The Salvation starts in on the central dilemma, joining Jon (Hannibal‘s Mad Mikkelsen) at the train station where he awaits the arrival of his wife and son. Jon and his brother, Peter (Mikael Persbrandt), have lived in the United States long enough to build a hospitable life for their family back in Denmark. This homecoming should be a sweet moment to establish the family important to Jon, but fate plays out rather differently. A swap at the train station places two rowdy drunks in the same stagecoach as Jon and his family–and before audiences can really settle into their seats–his wife and son are killed.

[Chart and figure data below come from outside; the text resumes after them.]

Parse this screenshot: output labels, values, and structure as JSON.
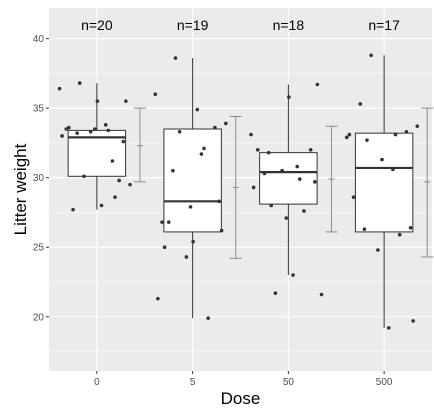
{
  "chart_data": {
    "type": "box",
    "xlabel": "Dose",
    "ylabel": "Litter weight",
    "categories": [
      "0",
      "5",
      "50",
      "500"
    ],
    "ylim": [
      16.1,
      42.2
    ],
    "yticks": [
      20,
      25,
      30,
      35,
      40
    ],
    "grid": true,
    "background": "#ebebeb",
    "gridColor": "#ffffff",
    "annotations": [
      "n=20",
      "n=19",
      "n=18",
      "n=17"
    ],
    "boxes": [
      {
        "category": "0",
        "n": 20,
        "lower_whisker": 27.7,
        "q1": 30.1,
        "median": 32.9,
        "q3": 33.4,
        "upper_whisker": 36.8
      },
      {
        "category": "5",
        "n": 19,
        "lower_whisker": 19.9,
        "q1": 26.1,
        "median": 28.3,
        "q3": 33.5,
        "upper_whisker": 38.6
      },
      {
        "category": "50",
        "n": 18,
        "lower_whisker": 23.0,
        "q1": 28.1,
        "median": 30.4,
        "q3": 31.8,
        "upper_whisker": 36.7
      },
      {
        "category": "500",
        "n": 17,
        "lower_whisker": 19.2,
        "q1": 26.1,
        "median": 30.7,
        "q3": 33.2,
        "upper_whisker": 38.8
      }
    ],
    "error_bars": [
      {
        "category": "0",
        "mean": 32.3,
        "low": 29.7,
        "high": 35.0
      },
      {
        "category": "5",
        "mean": 29.3,
        "low": 24.2,
        "high": 34.4
      },
      {
        "category": "50",
        "mean": 29.9,
        "low": 26.1,
        "high": 33.7
      },
      {
        "category": "500",
        "mean": 29.7,
        "low": 24.3,
        "high": 35.0
      }
    ],
    "points": [
      {
        "category": "0",
        "values": [
          36.4,
          33.8,
          33.2,
          32.6,
          33.5,
          33.5,
          31.2,
          30.1,
          29.5,
          28.0,
          27.7,
          29.8,
          33.3,
          33.0,
          33.4,
          36.8,
          35.5,
          35.5,
          33.6,
          28.6
        ]
      },
      {
        "category": "5",
        "values": [
          36.0,
          31.7,
          30.5,
          28.3,
          27.9,
          26.8,
          19.9,
          33.3,
          33.9,
          34.9,
          26.8,
          33.6,
          24.3,
          21.3,
          32.1,
          38.6,
          26.2,
          25.4,
          25.0
        ]
      },
      {
        "category": "50",
        "values": [
          33.1,
          30.8,
          31.8,
          29.7,
          27.1,
          32.0,
          27.6,
          21.7,
          21.6,
          23.0,
          30.3,
          32.0,
          30.5,
          29.3,
          29.9,
          28.0,
          36.7,
          35.8
        ]
      },
      {
        "category": "500",
        "values": [
          32.9,
          30.6,
          26.3,
          26.4,
          31.3,
          28.6,
          25.9,
          38.8,
          33.7,
          19.2,
          35.3,
          33.3,
          24.8,
          33.1,
          33.1,
          32.7,
          19.7
        ]
      }
    ]
  }
}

Most films would let the murderer escape, choosing to focus on Jon chasing the murderer across the frontier, instead, Jon dispatches both men with prejudice. That should be the end of the issue, but the man he killed is the brother of none other than feared gang leader, Delarue (Jeffrey Dean Morgan). Westerns are defined by their villains and Delarue is a blackhat whose cruelty may go unrivaled in cinema. He callously shoots an old woman and a disabled man, before doubling the amount of protection money that Black Creek pays him monthly. Until the man who kills his brother is punished, Delarue is holding the entire town responsible.

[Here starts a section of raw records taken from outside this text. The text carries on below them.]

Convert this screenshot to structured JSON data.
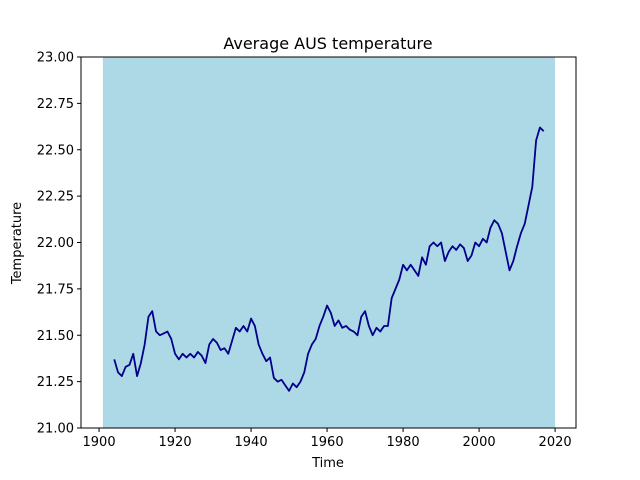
{
  "chart_data": {
    "type": "line",
    "title": "Average AUS temperature",
    "x_label": "Time",
    "y_label": "Temperature",
    "x": [
      1904,
      1905,
      1906,
      1907,
      1908,
      1909,
      1910,
      1911,
      1912,
      1913,
      1914,
      1915,
      1916,
      1917,
      1918,
      1919,
      1920,
      1921,
      1922,
      1923,
      1924,
      1925,
      1926,
      1927,
      1928,
      1929,
      1930,
      1931,
      1932,
      1933,
      1934,
      1935,
      1936,
      1937,
      1938,
      1939,
      1940,
      1941,
      1942,
      1943,
      1944,
      1945,
      1946,
      1947,
      1948,
      1949,
      1950,
      1951,
      1952,
      1953,
      1954,
      1955,
      1956,
      1957,
      1958,
      1959,
      1960,
      1961,
      1962,
      1963,
      1964,
      1965,
      1966,
      1967,
      1968,
      1969,
      1970,
      1971,
      1972,
      1973,
      1974,
      1975,
      1976,
      1977,
      1978,
      1979,
      1980,
      1981,
      1982,
      1983,
      1984,
      1985,
      1986,
      1987,
      1988,
      1989,
      1990,
      1991,
      1992,
      1993,
      1994,
      1995,
      1996,
      1997,
      1998,
      1999,
      2000,
      2001,
      2002,
      2003,
      2004,
      2005,
      2006,
      2007,
      2008,
      2009,
      2010,
      2011,
      2012,
      2013,
      2014,
      2015,
      2016,
      2017
    ],
    "series": [
      {
        "color": "#00008b",
        "values": [
          21.37,
          21.3,
          21.28,
          21.33,
          21.34,
          21.4,
          21.28,
          21.35,
          21.45,
          21.6,
          21.63,
          21.52,
          21.5,
          21.51,
          21.52,
          21.48,
          21.4,
          21.37,
          21.4,
          21.38,
          21.4,
          21.38,
          21.41,
          21.39,
          21.35,
          21.45,
          21.48,
          21.46,
          21.42,
          21.43,
          21.4,
          21.47,
          21.54,
          21.52,
          21.55,
          21.52,
          21.59,
          21.55,
          21.45,
          21.4,
          21.36,
          21.38,
          21.27,
          21.25,
          21.26,
          21.23,
          21.2,
          21.24,
          21.22,
          21.25,
          21.3,
          21.4,
          21.45,
          21.48,
          21.55,
          21.6,
          21.66,
          21.62,
          21.55,
          21.58,
          21.54,
          21.55,
          21.53,
          21.52,
          21.5,
          21.6,
          21.63,
          21.55,
          21.5,
          21.54,
          21.52,
          21.55,
          21.55,
          21.7,
          21.75,
          21.8,
          21.88,
          21.85,
          21.88,
          21.85,
          21.82,
          21.92,
          21.88,
          21.98,
          22.0,
          21.98,
          22.0,
          21.9,
          21.95,
          21.98,
          21.96,
          21.99,
          21.97,
          21.9,
          21.93,
          22.0,
          21.98,
          22.02,
          22.0,
          22.08,
          22.12,
          22.1,
          22.05,
          21.95,
          21.85,
          21.9,
          21.98,
          22.05,
          22.1,
          22.2,
          22.3,
          22.55,
          22.62,
          22.6
        ]
      }
    ],
    "span": [
      1901,
      2020
    ],
    "span_color": "#add8e6",
    "xlim": [
      1895.25,
      2025.5
    ],
    "xticks": [
      1900,
      1920,
      1940,
      1960,
      1980,
      2000,
      2020
    ],
    "ylim": [
      21,
      23
    ],
    "yticks": [
      {
        "value": 21,
        "label": "21.00"
      },
      {
        "value": 21.25,
        "label": "21.25"
      },
      {
        "value": 21.5,
        "label": "21.50"
      },
      {
        "value": 21.75,
        "label": "21.75"
      },
      {
        "value": 22,
        "label": "22.00"
      },
      {
        "value": 22.25,
        "label": "22.25"
      },
      {
        "value": 22.5,
        "label": "22.50"
      },
      {
        "value": 22.75,
        "label": "22.75"
      },
      {
        "value": 23,
        "label": "23.00"
      }
    ]
  }
}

Jon and Peter seek to take their holdings and go west to escape the recent horrors they’ve endured, but there’s no such luck to be had. Black Creek is a hard, ugly town, filled with cowards. In fact, Marshal Will Kane would feel right at home among the townspeople who refuse to do what is right. Betrayed by everyone (even the sheriff) and left with no alternative, Jon is forced to hunt down the outlaws alone. A farmer for the last eight years, Jon’s transformation into hardened killer would seem unnatural if it weren’t for his experience in the war. Mikkelsen has played stoic protagonists before in Nicolas Winding Refn’s Valhalla Rising and Age of Uprising: The Legend of Michael Kohlhaas, but a Western plays perfectly to his quiet, yet fearsome nature.

Mikkelsen performing admirably isn’t a surprise to anyone, the real treat is what Levring does with his co-star Eva Green. In a move that I would describe as brilliant, Eva Green, is forced to communicate solely with her eyes as the mute widow of Delarue’s slain brother. That she so completely smashes gender stereotypes in the third act makes her inclusion all the more satisfying. Especially in a grand, final showdown against Morgan’s particularly loathsome Delarue. Levring delivers the fireworks expected in a bloody, conclusion and all three principals (Mikkelsen, Green and Morgan) come alive just as the clock ticks closer to the endgame.

Running at a brief clip of 89 minutes, The Salvation is svelte, but the deliberateness is felt throughout harsh, brutal moments. Shot in South Africa, the film is starkly beautiful recalling the great cinematography from The Proposition. Kristian Levring’s film isn’t what one would call easy viewing, but it excels at its aim. Fans hoping for a gritty shoot-em-up will be sure to enjoy.